Most Greeks you meet will appreciate that you have at least made an effort, and will be happy to help you out with the pronunciation of any words you may be having difficulty with, so don't be shy, and have a go.

As the Greek alphabet is different from our own, it is best at this stage to ignore the written word and concentrate on the pronunciation of a few useful words.  You will be given the word, followed by a pronunciation guide based on English sounds.  It is also important to stress words in the correct place, so to indicate which part of the word needs to be stressed, that part will be written using bold type.

In Greece, as in England, when you first meet someone it is polite to give then a greeting such as hello or good morning, so this seems to be a good place to start.

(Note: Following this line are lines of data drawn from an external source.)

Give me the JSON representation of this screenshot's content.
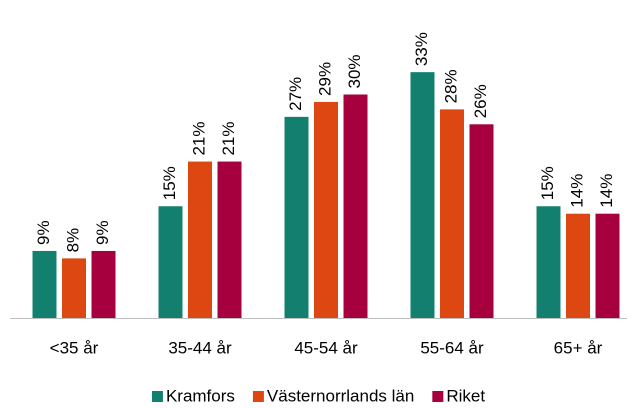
{
  "chart_data": {
    "type": "bar",
    "categories": [
      "<35 år",
      "35-44 år",
      "45-54 år",
      "55-64 år",
      "65+ år"
    ],
    "series": [
      {
        "name": "Kramfors",
        "color": "#13806f",
        "values": [
          9,
          15,
          27,
          33,
          15
        ],
        "value_labels": [
          "9%",
          "15%",
          "27%",
          "33%",
          "15%"
        ]
      },
      {
        "name": "Västernorrlands län",
        "color": "#dc4712",
        "values": [
          8,
          21,
          29,
          28,
          14
        ],
        "value_labels": [
          "8%",
          "21%",
          "29%",
          "28%",
          "14%"
        ]
      },
      {
        "name": "Riket",
        "color": "#a6003f",
        "values": [
          9,
          21,
          30,
          26,
          14
        ],
        "value_labels": [
          "9%",
          "21%",
          "30%",
          "26%",
          "14%"
        ]
      }
    ],
    "legend": "bottom"
  }
}
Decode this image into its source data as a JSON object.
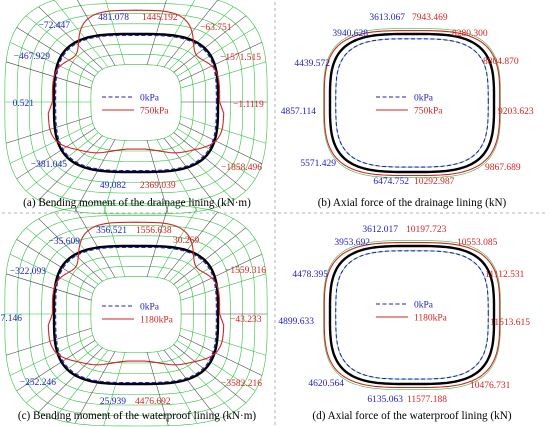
{
  "colors": {
    "blue": "#1d1dc9",
    "red": "#d42424",
    "grid_green": "#2fbf3f",
    "lining_black": "#000000",
    "divider": "#9a9a9a"
  },
  "panels": [
    {
      "id": "a",
      "kind": "moment",
      "caption": "(a) Bending moment of the drainage lining (kN·m)",
      "legend": [
        "0kPa",
        "750kPa"
      ],
      "labels": [
        {
          "text": "481.078",
          "color": "blue"
        },
        {
          "text": "1445.192",
          "color": "red"
        },
        {
          "text": "−72.447",
          "color": "blue"
        },
        {
          "text": "−63.751",
          "color": "red"
        },
        {
          "text": "−467.929",
          "color": "blue"
        },
        {
          "text": "−1571.515",
          "color": "red"
        },
        {
          "text": "0.521",
          "color": "blue"
        },
        {
          "text": "−1.1119",
          "color": "red"
        },
        {
          "text": "−381.045",
          "color": "blue"
        },
        {
          "text": "−1858.496",
          "color": "red"
        },
        {
          "text": "49.082",
          "color": "blue"
        },
        {
          "text": "2369.039",
          "color": "red"
        }
      ]
    },
    {
      "id": "b",
      "kind": "axial",
      "caption": "(b) Axial force of the drainage lining (kN)",
      "legend": [
        "0kPa",
        "750kPa"
      ],
      "labels": [
        {
          "text": "3613.067",
          "color": "blue"
        },
        {
          "text": "7943.469",
          "color": "red"
        },
        {
          "text": "3940.628",
          "color": "blue"
        },
        {
          "text": "8280.300",
          "color": "red"
        },
        {
          "text": "4439.572",
          "color": "blue"
        },
        {
          "text": "8804.870",
          "color": "red"
        },
        {
          "text": "4857.114",
          "color": "blue"
        },
        {
          "text": "9203.623",
          "color": "red"
        },
        {
          "text": "5571.429",
          "color": "blue"
        },
        {
          "text": "9867.689",
          "color": "red"
        },
        {
          "text": "6474.752",
          "color": "blue"
        },
        {
          "text": "10292.987",
          "color": "red"
        }
      ]
    },
    {
      "id": "c",
      "kind": "moment",
      "caption": "(c) Bending moment of the waterproof lining (kN·m)",
      "legend": [
        "0kPa",
        "1180kPa"
      ],
      "labels": [
        {
          "text": "356.521",
          "color": "blue"
        },
        {
          "text": "1556.638",
          "color": "red"
        },
        {
          "text": "−35.609",
          "color": "blue"
        },
        {
          "text": "30.269",
          "color": "red"
        },
        {
          "text": "−322.093",
          "color": "blue"
        },
        {
          "text": "−1559.316",
          "color": "red"
        },
        {
          "text": "7.146",
          "color": "blue"
        },
        {
          "text": "−43.233",
          "color": "red"
        },
        {
          "text": "−252.246",
          "color": "blue"
        },
        {
          "text": "−3582.216",
          "color": "red"
        },
        {
          "text": "25.939",
          "color": "blue"
        },
        {
          "text": "4476.692",
          "color": "red"
        }
      ]
    },
    {
      "id": "d",
      "kind": "axial",
      "caption": "(d) Axial force of the waterproof lining (kN)",
      "legend": [
        "0kPa",
        "1180kPa"
      ],
      "labels": [
        {
          "text": "3612.017",
          "color": "blue"
        },
        {
          "text": "10197.723",
          "color": "red"
        },
        {
          "text": "3953.692",
          "color": "blue"
        },
        {
          "text": "10553.085",
          "color": "red"
        },
        {
          "text": "4478.395",
          "color": "blue"
        },
        {
          "text": "11112.531",
          "color": "red"
        },
        {
          "text": "4899.633",
          "color": "blue"
        },
        {
          "text": "11513.615",
          "color": "red"
        },
        {
          "text": "4620.564",
          "color": "blue"
        },
        {
          "text": "10476.731",
          "color": "red"
        },
        {
          "text": "6135.063",
          "color": "blue"
        },
        {
          "text": "11577.188",
          "color": "red"
        }
      ]
    }
  ]
}
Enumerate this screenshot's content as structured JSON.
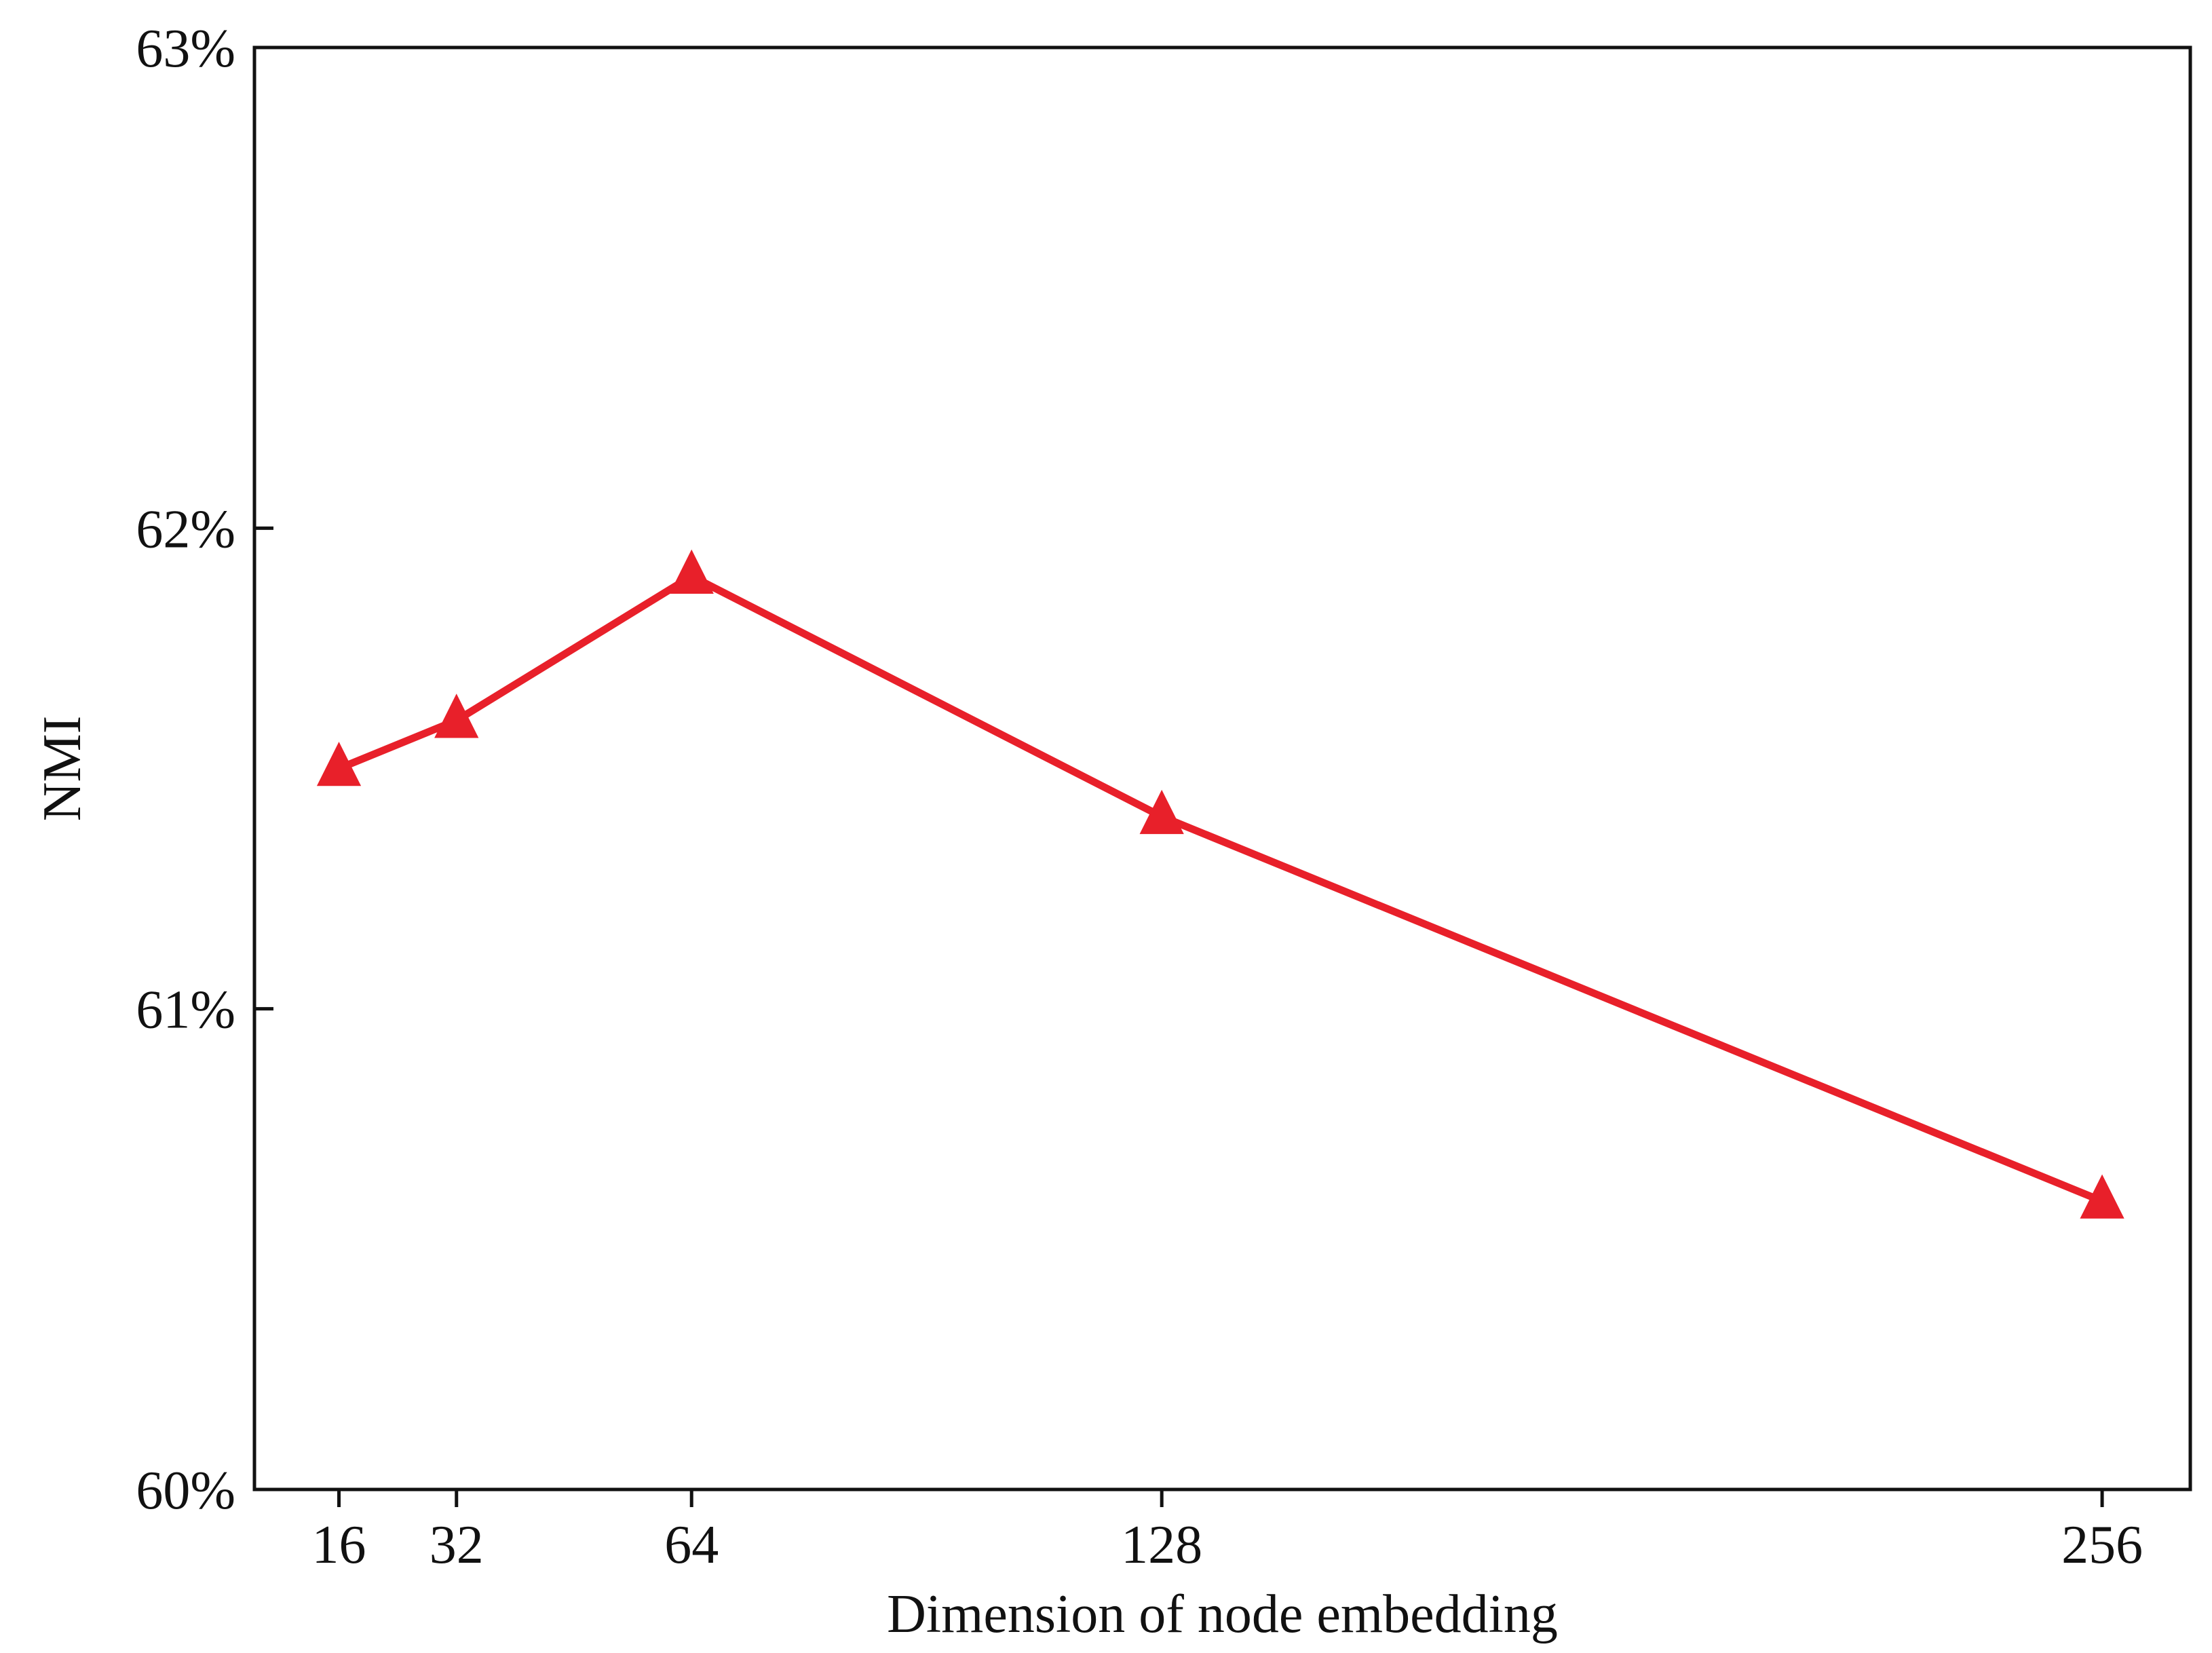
{
  "chart_data": {
    "type": "line",
    "title": "",
    "xlabel": "Dimension of node embedding",
    "ylabel": "NMI",
    "x": [
      16,
      32,
      64,
      128,
      256
    ],
    "x_tick_labels": [
      "16",
      "32",
      "64",
      "128",
      "256"
    ],
    "y_ticks": [
      60,
      61,
      62,
      63
    ],
    "y_tick_labels": [
      "60%",
      "61%",
      "62%",
      "63%"
    ],
    "ylim": [
      60,
      63
    ],
    "xlim": [
      4.5,
      268
    ],
    "grid": false,
    "legend": "none",
    "series": [
      {
        "values": [
          61.5,
          61.6,
          61.9,
          61.4,
          60.6
        ],
        "color": "#e8202a",
        "marker": "triangle"
      }
    ]
  }
}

Hello    yasas    This can be used as a greeting at any time of the day.

Good morning    kaleemera

Good evening    kaleespera

On leaving you may wish to say goodbye.

Goodbye    adeeo

Goodnight    kaleeneekhta

While out shopping you may wish to check the price of something, you can always point to the item you are thinking of buying and ask:

How much is it    poso kanee

Having bought the item you may wish to say thank you to the shopkeeper:

Thank you    efkhareesto

Here are a few more words that you should find to be useful:

Yes    ne

No    okhee

Please/Don't mention it   parakalo

Excuse me/Sorry  seegnomee

This is just to get you going, so don't get embarrassed, and give it a try.